If we narrow our regression to the "old valuation" period of 1980 to 1993, we
get a much better fit on the data:

Y = S&P 500 Close
X = Gross domestic product; Billions of dollars SAAR

Y = -161.40023800868446428571428571 + 8.93034898893421E-02*X

Std Err = 2.57217271443495E-03
t value = 34.719087636757

r = .978326607794308
R2 = .957122951518318

Standard deviation of errors = 23.3217210909821
Number of observations = 56

Here, we can observe that for whatever reasons during the period 1980 through
1993, that the S&P price increased apace with increases in the GDP. Plugging in
the current GDP figures, we arrive at a fair value for the S&P of 771, which is
in good agreement with the value calculated using after tax profits for the
same time period, and -17% below current levels.

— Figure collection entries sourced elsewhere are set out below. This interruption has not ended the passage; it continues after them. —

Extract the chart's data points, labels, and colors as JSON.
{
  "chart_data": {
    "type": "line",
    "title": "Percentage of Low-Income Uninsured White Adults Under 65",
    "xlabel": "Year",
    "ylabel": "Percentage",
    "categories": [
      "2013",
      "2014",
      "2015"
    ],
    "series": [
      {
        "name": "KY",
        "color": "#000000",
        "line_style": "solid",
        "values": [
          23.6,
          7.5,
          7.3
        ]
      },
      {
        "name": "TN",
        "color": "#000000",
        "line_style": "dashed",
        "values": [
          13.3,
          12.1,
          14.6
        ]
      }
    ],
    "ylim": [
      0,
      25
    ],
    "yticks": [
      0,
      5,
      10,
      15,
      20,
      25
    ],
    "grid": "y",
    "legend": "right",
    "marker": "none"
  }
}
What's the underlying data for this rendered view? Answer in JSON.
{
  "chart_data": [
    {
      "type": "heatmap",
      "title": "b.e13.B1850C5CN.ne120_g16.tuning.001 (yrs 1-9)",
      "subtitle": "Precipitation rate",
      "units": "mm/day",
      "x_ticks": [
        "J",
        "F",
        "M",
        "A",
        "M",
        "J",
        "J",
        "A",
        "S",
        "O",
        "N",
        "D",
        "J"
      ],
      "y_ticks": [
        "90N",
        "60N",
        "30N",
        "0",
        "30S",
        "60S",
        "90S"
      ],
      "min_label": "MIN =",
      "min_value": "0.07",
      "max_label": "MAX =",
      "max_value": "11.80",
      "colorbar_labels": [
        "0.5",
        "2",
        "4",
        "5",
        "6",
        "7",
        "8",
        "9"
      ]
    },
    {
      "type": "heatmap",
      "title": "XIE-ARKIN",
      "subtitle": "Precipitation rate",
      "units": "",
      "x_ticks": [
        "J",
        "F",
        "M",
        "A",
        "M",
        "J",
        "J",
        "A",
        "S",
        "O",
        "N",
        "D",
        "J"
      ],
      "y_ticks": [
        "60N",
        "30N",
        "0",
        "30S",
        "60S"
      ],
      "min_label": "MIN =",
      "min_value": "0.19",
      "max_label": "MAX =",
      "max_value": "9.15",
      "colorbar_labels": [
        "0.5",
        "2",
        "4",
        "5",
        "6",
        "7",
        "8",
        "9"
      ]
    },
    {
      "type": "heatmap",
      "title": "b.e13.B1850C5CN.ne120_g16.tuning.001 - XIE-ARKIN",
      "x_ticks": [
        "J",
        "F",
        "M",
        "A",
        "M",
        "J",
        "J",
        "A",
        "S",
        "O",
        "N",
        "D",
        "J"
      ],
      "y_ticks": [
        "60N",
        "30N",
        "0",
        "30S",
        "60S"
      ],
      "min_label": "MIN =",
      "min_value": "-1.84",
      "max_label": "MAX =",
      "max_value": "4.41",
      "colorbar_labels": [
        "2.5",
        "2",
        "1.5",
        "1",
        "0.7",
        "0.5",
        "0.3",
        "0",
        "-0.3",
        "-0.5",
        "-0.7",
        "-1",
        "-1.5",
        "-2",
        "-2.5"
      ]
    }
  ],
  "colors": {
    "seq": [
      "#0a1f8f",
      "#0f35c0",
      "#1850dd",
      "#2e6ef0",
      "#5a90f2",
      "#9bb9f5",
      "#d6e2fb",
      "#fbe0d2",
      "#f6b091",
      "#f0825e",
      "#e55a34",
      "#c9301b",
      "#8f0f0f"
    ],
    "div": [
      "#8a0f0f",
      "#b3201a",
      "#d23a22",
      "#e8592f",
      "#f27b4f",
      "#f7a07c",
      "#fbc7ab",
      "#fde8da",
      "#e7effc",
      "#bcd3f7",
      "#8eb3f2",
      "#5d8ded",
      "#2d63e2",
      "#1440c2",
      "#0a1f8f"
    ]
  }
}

Note that I didn't have access to the current GDP or after tax profit figures,
and these were likely a percent or two higher that the Q1-2002 results.

By excluding dividend yields, real returns and other factors, we're probably
over-simplyfing and reducing the usefulness of these forecasts. Also, the
forecasts depend a lot upon our choice of data sample. I'm personally
comfortable using the 1980 to 1993 period, because it seemed to me that
conventional valuation metrics were more applicable to that time period, than
the exubrant 1995-2000 time frame. As a working number, I'd look at about 770
on the S&P to be "fair value" in the current economic environment, keeping in
mind that this is still a bullish projection.